Parce que je ne savais pas que je pouvais aimer à nouveau. Me tapir, pelotonnée dans des amours solides, durables, déjà testées et éprouvées, ça oui. M’immerger toute entière dans cet amour immense et merveilleux qui m’a portée et façonnée depuis tant d’années, pour sûr. Mais trembler d’amour et d’inquiétude pour un nouvel être, l’accueillir dans mon giron, lui donner ma confiance, une place dans mes pensées, m’engager à faire tout mon possible pour son bonheur et sa sécurité, m’imaginer un futur à ses côtés, voilà qui était insoupçonné. Dans ta soif dévorante d’affection, tu as déniché une source vive, quoi qu’obstruée, et tu as su la révéler, jaillissante, pétillante, brûlante mais profondément désaltérante. Bois, petit chat, réchauffe-toi, apaise-toi, panse-toi à cet amour tout neuf. La source n’est pas près de se tarir.

Échoportrait

Vole, vole, battements d’ailes dans la nuit noire. Volette la chauve-souris, éperdue, déboussolée dans l’immensité des ténèbres. Trajectoire erratique, battements frénétiques, ballet chaotique.

Dans l’espace infini, d’inaudibles cris sont lancés, balises ultrasoniques qui ricochent et reviennent au hasard la heurter. Effleurer sa fine peau, égratigner la fragile membrane de ses ailes, bousculer ou sécuriser son vol effréné.

La chauve-souris ballotée, ultrasensible, surchargée d’informations ne sait plus interpréter les signes et percute au gré du vent des barrières, des gens, des fantômes. Se prend dans de gigantesques toiles gluantes avant de s’en arracher par l’énergie du désespoir.

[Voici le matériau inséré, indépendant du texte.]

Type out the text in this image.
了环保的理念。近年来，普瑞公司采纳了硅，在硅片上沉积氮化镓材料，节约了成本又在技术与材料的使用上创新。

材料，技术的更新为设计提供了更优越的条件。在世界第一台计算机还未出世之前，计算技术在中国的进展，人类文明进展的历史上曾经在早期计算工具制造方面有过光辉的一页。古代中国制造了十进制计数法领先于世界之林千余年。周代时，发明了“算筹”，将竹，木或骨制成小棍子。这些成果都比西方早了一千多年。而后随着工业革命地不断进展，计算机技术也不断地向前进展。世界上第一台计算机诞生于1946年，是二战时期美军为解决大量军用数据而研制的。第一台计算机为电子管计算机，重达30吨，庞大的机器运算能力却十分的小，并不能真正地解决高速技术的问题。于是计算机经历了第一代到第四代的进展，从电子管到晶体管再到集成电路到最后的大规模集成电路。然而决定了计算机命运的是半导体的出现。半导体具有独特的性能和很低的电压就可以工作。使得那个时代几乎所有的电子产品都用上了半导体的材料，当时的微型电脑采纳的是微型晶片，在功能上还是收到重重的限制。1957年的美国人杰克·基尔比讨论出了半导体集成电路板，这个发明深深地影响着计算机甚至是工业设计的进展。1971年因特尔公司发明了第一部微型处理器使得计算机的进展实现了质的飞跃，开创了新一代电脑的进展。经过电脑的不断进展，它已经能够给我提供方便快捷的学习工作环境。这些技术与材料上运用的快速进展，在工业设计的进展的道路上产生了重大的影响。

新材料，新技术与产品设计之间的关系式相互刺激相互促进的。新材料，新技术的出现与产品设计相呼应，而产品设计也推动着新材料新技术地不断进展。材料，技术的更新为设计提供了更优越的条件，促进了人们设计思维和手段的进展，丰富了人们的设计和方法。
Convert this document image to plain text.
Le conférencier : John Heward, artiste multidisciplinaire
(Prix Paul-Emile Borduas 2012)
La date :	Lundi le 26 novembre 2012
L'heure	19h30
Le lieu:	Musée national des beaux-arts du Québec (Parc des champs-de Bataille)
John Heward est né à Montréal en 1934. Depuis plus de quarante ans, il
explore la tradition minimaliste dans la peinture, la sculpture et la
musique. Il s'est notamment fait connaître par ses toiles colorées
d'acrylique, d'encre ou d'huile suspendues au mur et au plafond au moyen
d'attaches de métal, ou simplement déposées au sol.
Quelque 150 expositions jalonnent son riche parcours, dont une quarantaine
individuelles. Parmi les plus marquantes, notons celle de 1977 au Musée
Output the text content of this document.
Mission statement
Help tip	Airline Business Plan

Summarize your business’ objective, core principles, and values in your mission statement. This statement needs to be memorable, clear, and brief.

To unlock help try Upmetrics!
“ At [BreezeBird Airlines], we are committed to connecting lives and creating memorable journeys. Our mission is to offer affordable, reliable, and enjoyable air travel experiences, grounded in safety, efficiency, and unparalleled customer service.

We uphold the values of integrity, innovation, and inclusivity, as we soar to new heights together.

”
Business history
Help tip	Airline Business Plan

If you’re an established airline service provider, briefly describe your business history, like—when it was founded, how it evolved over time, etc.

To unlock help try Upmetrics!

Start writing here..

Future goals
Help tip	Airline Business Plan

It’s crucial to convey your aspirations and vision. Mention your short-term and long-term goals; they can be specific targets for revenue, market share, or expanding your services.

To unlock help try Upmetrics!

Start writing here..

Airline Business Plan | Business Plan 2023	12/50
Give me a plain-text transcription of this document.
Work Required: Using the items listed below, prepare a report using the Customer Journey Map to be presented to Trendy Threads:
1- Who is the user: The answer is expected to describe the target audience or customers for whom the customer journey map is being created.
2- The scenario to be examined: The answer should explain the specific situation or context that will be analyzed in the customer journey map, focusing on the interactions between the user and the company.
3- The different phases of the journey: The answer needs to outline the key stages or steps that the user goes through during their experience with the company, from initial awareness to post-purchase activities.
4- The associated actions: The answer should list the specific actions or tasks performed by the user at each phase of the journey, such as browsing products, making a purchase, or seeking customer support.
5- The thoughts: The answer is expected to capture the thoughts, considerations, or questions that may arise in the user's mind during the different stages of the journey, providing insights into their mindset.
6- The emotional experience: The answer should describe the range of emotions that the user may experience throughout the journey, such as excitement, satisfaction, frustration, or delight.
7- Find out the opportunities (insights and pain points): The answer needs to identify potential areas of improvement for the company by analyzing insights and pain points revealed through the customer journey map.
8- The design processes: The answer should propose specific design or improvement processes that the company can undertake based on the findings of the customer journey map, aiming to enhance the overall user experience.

Dans la tourmente, la chauve-souris apprend. Affine ses perceptions. Reçoit quelques échos à ses cris de détresse. Fait le compte des appels restés lettres mortes. De ceux qui n’ont jamais atteint leurs cibles. De creux en pleins, au milieu d’êtres-miroirs sporadiques, la chauve-souris dessine ses contours, donne une forme à son corps, des noms à ses sensations, des limites à ses angoisses.